Chase doubled down on those comments in a Thursday interview. “This is a war for the ideals and foundations of the very country we have come to know and love since our inception,” she told The Daily Beast. “I truly believe with all my heart that the presidential elections were stolen.” Some of Chase’s Republican peers condemned the remark, with Kirk Cox, her likely GOP primary opponent in the gubernatorial race, calling Chase’s statement “absurd and dangerous.” Dangerous, certainly. For some of Chase’s fans, however, the comments were not absurd but the logical culmination of a year of increasingly militant activity. On Jan. 20, Chase participated in a massive pro-gun rally in Richmond. The event served as a meeting ground for several extremist groups, among them the civil war-fantasist “Boogaloo” movement that became increasingly visible over the course of the year. She gave a speech standing next to the leader of the far-right paramilitary group the Proud Boys, as well as next to Joshua Macias, a member of a group called Vets for Trump.

Chase and Macias would cross paths repeatedly in 2020, as documented by citizen journalist Kristopher Goad. Macias and another man, Antonio Lamotta, were by Chase’s side as “security” when she announced her gubernatorial run this year.

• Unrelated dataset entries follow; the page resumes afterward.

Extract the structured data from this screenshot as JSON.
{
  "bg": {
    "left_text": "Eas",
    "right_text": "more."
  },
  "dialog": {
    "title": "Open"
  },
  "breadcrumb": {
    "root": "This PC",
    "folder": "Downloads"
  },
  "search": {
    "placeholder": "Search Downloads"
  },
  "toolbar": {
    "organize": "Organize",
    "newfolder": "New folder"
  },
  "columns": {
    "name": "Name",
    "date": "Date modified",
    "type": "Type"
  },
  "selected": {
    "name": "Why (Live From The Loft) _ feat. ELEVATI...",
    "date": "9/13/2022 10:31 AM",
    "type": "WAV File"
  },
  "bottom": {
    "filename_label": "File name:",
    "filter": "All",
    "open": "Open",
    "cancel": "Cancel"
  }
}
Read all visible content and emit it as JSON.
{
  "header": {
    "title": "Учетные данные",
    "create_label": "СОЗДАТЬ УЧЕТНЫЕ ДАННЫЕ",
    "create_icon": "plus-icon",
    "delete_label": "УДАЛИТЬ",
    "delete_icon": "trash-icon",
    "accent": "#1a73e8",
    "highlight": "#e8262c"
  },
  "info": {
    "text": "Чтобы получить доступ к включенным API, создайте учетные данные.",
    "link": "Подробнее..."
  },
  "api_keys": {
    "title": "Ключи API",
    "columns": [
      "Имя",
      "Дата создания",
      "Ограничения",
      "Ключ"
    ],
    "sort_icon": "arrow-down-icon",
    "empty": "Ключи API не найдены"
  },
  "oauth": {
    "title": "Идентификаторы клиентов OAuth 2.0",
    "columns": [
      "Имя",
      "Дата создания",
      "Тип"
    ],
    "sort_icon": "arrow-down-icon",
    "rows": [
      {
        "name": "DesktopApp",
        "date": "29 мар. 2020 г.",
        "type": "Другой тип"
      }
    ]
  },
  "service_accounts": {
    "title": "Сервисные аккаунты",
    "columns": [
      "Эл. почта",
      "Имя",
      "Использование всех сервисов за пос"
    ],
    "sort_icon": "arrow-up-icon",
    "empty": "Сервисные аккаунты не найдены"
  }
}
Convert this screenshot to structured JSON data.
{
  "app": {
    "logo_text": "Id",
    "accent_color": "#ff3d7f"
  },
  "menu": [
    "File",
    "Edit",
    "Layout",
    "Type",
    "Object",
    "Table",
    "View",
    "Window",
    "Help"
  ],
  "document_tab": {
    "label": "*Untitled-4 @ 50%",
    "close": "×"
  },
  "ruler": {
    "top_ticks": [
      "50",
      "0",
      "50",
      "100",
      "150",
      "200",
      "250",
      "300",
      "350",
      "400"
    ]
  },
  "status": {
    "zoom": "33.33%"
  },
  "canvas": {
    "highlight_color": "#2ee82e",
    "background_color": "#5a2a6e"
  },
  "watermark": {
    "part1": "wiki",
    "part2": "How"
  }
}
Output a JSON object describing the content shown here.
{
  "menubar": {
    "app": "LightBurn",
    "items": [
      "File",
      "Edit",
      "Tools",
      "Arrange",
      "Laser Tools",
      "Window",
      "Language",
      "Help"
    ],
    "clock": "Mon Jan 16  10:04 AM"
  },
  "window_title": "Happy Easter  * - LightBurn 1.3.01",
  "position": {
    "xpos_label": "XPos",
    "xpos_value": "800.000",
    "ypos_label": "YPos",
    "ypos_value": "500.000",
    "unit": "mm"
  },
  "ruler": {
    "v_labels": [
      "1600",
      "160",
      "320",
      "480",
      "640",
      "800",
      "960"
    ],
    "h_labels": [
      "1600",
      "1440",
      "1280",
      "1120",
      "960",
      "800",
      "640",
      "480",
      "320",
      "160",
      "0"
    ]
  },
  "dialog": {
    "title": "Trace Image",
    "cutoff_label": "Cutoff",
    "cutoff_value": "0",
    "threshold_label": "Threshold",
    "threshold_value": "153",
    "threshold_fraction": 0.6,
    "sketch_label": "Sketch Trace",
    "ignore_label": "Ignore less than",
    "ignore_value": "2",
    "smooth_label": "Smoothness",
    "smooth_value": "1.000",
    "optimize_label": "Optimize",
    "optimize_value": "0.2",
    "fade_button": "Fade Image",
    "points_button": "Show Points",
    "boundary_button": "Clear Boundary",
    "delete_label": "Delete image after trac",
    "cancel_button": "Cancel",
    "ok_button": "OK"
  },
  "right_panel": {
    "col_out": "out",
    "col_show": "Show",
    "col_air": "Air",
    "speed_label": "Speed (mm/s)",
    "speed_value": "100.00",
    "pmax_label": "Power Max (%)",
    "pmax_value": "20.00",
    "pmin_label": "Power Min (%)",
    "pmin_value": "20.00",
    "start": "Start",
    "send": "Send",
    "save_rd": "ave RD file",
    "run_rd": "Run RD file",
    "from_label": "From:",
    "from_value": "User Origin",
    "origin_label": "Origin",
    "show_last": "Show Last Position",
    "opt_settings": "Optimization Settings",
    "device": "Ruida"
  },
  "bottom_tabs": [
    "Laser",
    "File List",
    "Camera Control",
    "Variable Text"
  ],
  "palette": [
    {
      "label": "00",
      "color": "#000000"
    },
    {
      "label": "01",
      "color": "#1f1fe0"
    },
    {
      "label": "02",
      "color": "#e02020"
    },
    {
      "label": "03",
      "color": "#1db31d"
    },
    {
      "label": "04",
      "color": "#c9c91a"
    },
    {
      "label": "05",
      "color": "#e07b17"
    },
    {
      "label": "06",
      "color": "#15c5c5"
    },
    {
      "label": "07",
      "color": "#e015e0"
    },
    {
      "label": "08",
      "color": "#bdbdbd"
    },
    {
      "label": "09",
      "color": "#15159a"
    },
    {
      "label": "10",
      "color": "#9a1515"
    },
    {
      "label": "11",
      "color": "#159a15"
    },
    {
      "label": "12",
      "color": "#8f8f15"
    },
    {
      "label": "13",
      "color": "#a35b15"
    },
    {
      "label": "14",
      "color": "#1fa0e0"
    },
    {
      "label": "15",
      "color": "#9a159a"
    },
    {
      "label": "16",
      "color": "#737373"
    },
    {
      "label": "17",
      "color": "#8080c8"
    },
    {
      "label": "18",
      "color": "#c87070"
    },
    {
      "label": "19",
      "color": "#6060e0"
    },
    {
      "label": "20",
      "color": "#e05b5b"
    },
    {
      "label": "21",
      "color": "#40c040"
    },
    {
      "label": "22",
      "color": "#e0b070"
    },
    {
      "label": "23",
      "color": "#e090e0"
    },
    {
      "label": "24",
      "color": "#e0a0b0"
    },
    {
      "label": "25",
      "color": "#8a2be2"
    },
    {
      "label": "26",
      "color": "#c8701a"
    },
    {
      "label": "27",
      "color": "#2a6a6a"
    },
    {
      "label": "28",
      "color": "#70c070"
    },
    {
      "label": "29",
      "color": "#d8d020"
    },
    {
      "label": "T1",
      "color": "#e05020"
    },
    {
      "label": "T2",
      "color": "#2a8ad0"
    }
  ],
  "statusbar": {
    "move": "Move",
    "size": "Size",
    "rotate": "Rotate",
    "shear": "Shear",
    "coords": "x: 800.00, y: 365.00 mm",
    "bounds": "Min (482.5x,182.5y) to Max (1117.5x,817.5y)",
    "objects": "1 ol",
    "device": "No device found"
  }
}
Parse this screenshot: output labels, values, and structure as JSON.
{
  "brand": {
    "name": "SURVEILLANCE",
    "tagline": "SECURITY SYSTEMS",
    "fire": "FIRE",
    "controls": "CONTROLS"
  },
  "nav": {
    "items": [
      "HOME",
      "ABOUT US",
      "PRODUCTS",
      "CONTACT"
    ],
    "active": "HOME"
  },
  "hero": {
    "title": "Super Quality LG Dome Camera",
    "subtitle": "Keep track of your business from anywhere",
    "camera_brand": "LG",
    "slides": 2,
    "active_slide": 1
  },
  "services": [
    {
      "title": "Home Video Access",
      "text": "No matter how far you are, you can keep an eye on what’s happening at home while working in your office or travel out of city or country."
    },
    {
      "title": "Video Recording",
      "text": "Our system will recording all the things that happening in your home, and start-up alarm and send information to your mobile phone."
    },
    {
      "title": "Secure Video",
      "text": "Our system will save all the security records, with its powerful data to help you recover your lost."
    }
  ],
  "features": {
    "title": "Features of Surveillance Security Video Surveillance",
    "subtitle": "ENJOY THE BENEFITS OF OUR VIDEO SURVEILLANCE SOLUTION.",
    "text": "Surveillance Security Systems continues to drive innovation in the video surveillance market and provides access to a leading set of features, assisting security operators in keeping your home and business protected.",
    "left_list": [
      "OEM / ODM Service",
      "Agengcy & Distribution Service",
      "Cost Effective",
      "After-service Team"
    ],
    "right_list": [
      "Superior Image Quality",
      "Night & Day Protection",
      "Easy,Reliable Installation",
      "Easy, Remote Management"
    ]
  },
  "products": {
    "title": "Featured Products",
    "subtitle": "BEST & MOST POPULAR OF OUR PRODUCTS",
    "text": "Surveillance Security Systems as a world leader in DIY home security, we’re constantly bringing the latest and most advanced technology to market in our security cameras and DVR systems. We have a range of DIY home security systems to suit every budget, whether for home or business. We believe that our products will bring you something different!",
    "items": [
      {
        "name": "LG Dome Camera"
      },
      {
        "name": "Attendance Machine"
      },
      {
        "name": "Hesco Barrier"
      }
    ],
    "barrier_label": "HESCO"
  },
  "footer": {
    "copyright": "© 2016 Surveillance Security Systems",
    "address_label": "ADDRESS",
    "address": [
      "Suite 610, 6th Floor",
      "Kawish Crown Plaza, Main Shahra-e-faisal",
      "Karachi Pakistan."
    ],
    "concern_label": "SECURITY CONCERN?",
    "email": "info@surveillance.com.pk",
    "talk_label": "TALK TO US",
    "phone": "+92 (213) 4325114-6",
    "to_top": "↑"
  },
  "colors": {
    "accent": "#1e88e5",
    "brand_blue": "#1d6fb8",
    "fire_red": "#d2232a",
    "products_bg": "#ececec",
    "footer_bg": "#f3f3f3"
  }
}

They appeared with her in multiple photo-ops and videos, including one in front of Lamotta’s Hummer, which was festooned with a huge flag promoting the QAnon conspiracy theory. To call Lamotta a conspiracy theorist and a Chase fan is an understatement. The Virginia man, a self-described martial arts expert, tweeted hand-drawn anti-Semitic comics showing Virginia Gov. Ralph Northam participating in a baby-eating plot, and Chase (dressed in a karate uniform) beating up Northam with a pair of brass balls. Those associations would come back to trouble Chase in November. Days after the election, when Trump’s loss was becoming clear and his fans accused Democrats of theft, Macias and Lamotta were arrested on gun charges in Philadelphia. Prosecutors accused them of driving there to interfere with the ongoing vote-count. Chase initially downplayed her connection to the men after their arrests, when they were identified as her occasional bodyguards. Now she describes them as dedicated volunteers who started providing her security at the January gun rally, and continued doing so throughout the year.